Question put, "That the Clause be read a second time."

The Committee divided:—Ayes 77; Noes 210: Majority 133.

Mr. G. B. GREGORY

said, he would propose, after Clause 55, to insert a new clause—(Regulations prescribed for notices to quit).

MR. CHICHESTER FORTESCUE

said, he thought the publicity would be excessive. He must oppose the clause.

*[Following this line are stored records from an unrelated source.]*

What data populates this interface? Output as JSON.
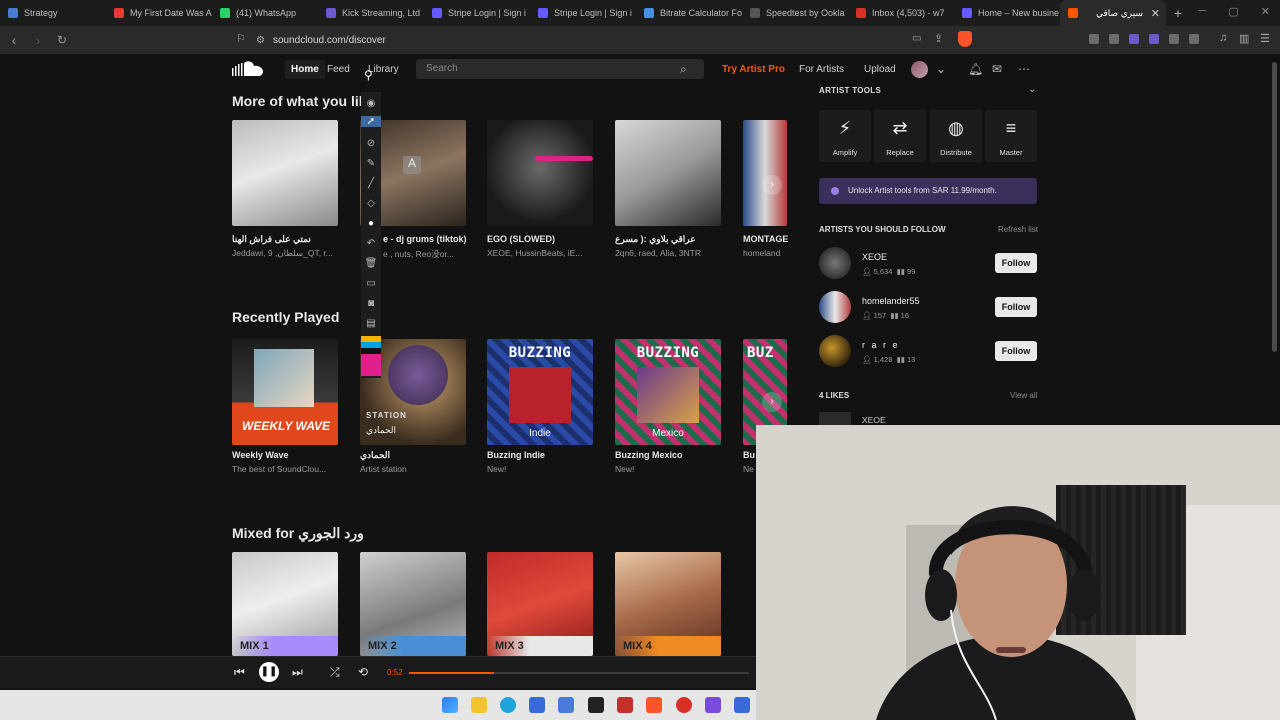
{
  "browser": {
    "tabs": [
      {
        "label": "Strategy",
        "color": "#4a7bd6"
      },
      {
        "label": "My First Date Was A",
        "color": "#e53935"
      },
      {
        "label": "(41) WhatsApp",
        "color": "#25d366"
      },
      {
        "label": "Kick Streaming, Ltd",
        "color": "#6a5acd"
      },
      {
        "label": "Stripe Login | Sign i",
        "color": "#635bff"
      },
      {
        "label": "Stripe Login | Sign i",
        "color": "#635bff"
      },
      {
        "label": "Bitrate Calculator Fo",
        "color": "#4a90e2"
      },
      {
        "label": "Speedtest by Ookla",
        "color": "#333333"
      },
      {
        "label": "Inbox (4,503) - w7",
        "color": "#d93025"
      },
      {
        "label": "Home – New busine",
        "color": "#635bff"
      },
      {
        "label": "سيري صافي",
        "color": "#ff5500"
      }
    ],
    "new_tab": "+",
    "url": "soundcloud.com/discover"
  },
  "header": {
    "nav_home": "Home",
    "nav_feed": "Feed",
    "nav_library": "Library",
    "search_placeholder": "Search",
    "try_pro": "Try Artist Pro",
    "for_artists": "For Artists",
    "upload": "Upload"
  },
  "sections": {
    "more_title": "More of what you like",
    "more_cards": [
      {
        "title": "نمتي على فراش الهنا",
        "sub": "Jeddawi, 9 ,سلطان_QT, r..."
      },
      {
        "title": "e - dj grums (tiktok)",
        "sub": "e , nuts, Reo没or..."
      },
      {
        "title": "EGO (SLOWED)",
        "sub": "XEOE, HussinBeats, iE..."
      },
      {
        "title": "عراقي بلاوي :( مسرع",
        "sub": "2qn6, raed, Alia, 3NTR"
      },
      {
        "title": "MONTAGE",
        "sub": "homeland"
      }
    ],
    "recent_title": "Recently Played",
    "recent_cards": [
      {
        "title": "Weekly Wave",
        "sub": "The best of SoundClou...",
        "overlay": "WEEKLY WAVE"
      },
      {
        "title": "الحمادي",
        "sub": "Artist station",
        "overlay": "STATION",
        "overlay2": "الحمادي"
      },
      {
        "title": "Buzzing Indie",
        "sub": "New!",
        "overlay": "BUZZING",
        "overlay2": "Indie"
      },
      {
        "title": "Buzzing Mexico",
        "sub": "New!",
        "overlay": "BUZZING",
        "overlay2": "Mexico"
      },
      {
        "title": "Bu",
        "sub": "Ne",
        "overlay": "BUZ"
      }
    ],
    "mixed_title": "Mixed for ورد الجوري",
    "mixed_cards": [
      {
        "label": "MIX 1",
        "color": "#a78bfa"
      },
      {
        "label": "MIX 2",
        "color": "#4a8fd6"
      },
      {
        "label": "MIX 3",
        "color": "#e8e8e8"
      },
      {
        "label": "MIX 4",
        "color": "#f08a24"
      }
    ]
  },
  "sidebar": {
    "artist_tools_title": "ARTIST TOOLS",
    "tools": [
      "Amplify",
      "Replace",
      "Distribute",
      "Master"
    ],
    "unlock_text": "Unlock Artist tools from SAR 11.99/month.",
    "follow_title": "ARTISTS YOU SHOULD FOLLOW",
    "refresh": "Refresh list",
    "artists": [
      {
        "name": "XEOE",
        "followers": "5,634",
        "tracks": "99"
      },
      {
        "name": "homelander55",
        "followers": "157",
        "tracks": "16"
      },
      {
        "name": "r a r e",
        "followers": "1,428",
        "tracks": "13"
      }
    ],
    "follow_label": "Follow",
    "likes_title": "4 LIKES",
    "view_all": "View all",
    "like_item": "XEOE"
  },
  "player": {
    "time": "0:52",
    "progress": 0.25
  },
  "colors": {
    "accent": "#ff5500",
    "page_bg": "#121212"
  }
}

Clause, by leave, withdrawn.

MR. POLLARD-URQUHART

proposed, after Clause 62, to insert a new clause—(Non-liability for rent for land covered by public roads).

MR. CHICHESTER FORTESCUE

said, he was at last in the happy position of being able to accept an Amendment. It was not of vital importance; but it was a wise and useful suggestion.

Clause agreed to.

MR. PIM

said, he desired to insert clauses abolishing the right of distress for recovery of rent, and also the landlord's priority in the case of goods taken in execution.

MR. CHICHESTER FORTESCUE

said, the question raised was too wide to be entered upon that night. Four years ago he himself proposed that the power of distress should no longer subsist by mere operation of law, though it might be kept alive by contract; and the Government would consider whether a clause in that sense could safely be introduced on the Report; but the second part of the Amendment was altogether inadmissible.

DR. BALL

said, he thought the Amendment wholly foreign to the Bill, which was not one dealing with the various remedies for the recovery of rent. Under the terms of the Amendment, the hon. Member might find himself without the means of recovering the rent of his own house property in Dublin.

MR. M'CARTHY DOWNING

said, there was an universal opinion in favour of the abolition of the Law of Distress. He had letters from seven land agents who had written to him upon this subject.

MR. COGAN

said, he believed that-good results would follow the abolition of the Law of Distress. That law gave the landlord an improper advantage over other creditors.

MR. GLADSTONE

said, the various modifications which the law had received in times comparatively recent in Ireland formed important elements of the land question in the present day, those modifications having strengthened—or, as some would call it, aggravated—the old law of the land. He could not, therefore, say that an Amendment in the sense suggested by his right hon. Friend would be either foreign to the Bill or unjust or inexpedient itself. Without giving any positive pledge, the Government would consider the question, and see what they could do with it upon the Report.

MR. CARNEGIE

said, he thought the change ought not to be confined to Ireland; but that important modifications in the Law of Distress in England, and in the Law of Hypothec in Scotland, ought also to be made.

SIR JOHN GRAY

said, he hoped that the Government would seriously consider this matter before making any change.

MR. W. H. GREGORY

said, unless care was taken in legislating on the subject the small tenants would be destroyed.

MR. MURPHY

said, he was of opinion that where leases existed the Law of Distress should apply; but it should be withheld where leases were not granted.

Clause negatived.

MR. BOWRING

proposed, page 1, line 2, in the Preamble, after "land," to insert "in Ireland."

MR. CHICHESTER FORTESCUE

said, that this was the last Amendment on the Paper, and he was glad to be able to assent to it.

MR. PELL

said, he wished to ask if the First Lord of the Treasury was prepared to give a distinct legal definition as to what was meant by the reclamation of waste lands?

Mr. GLADSTONE

said, that when the Bill was drawn it was the opinion of the Government that there would be no difference of opinion, on the whole, as to what was meant by the reclamation of land, and that no legal definition was necessary; but if any suggestion, with the view of improving the phrase, were suggested previously to the Report, the Government would be ready to consider it. He did not, however, think any great difficulty was likely to occur if no alteration should be made.

Preamble, as amended, agreed to.

Bill reported; as amended, to be considered upon Thursday, and to be printed. [Bill 137.]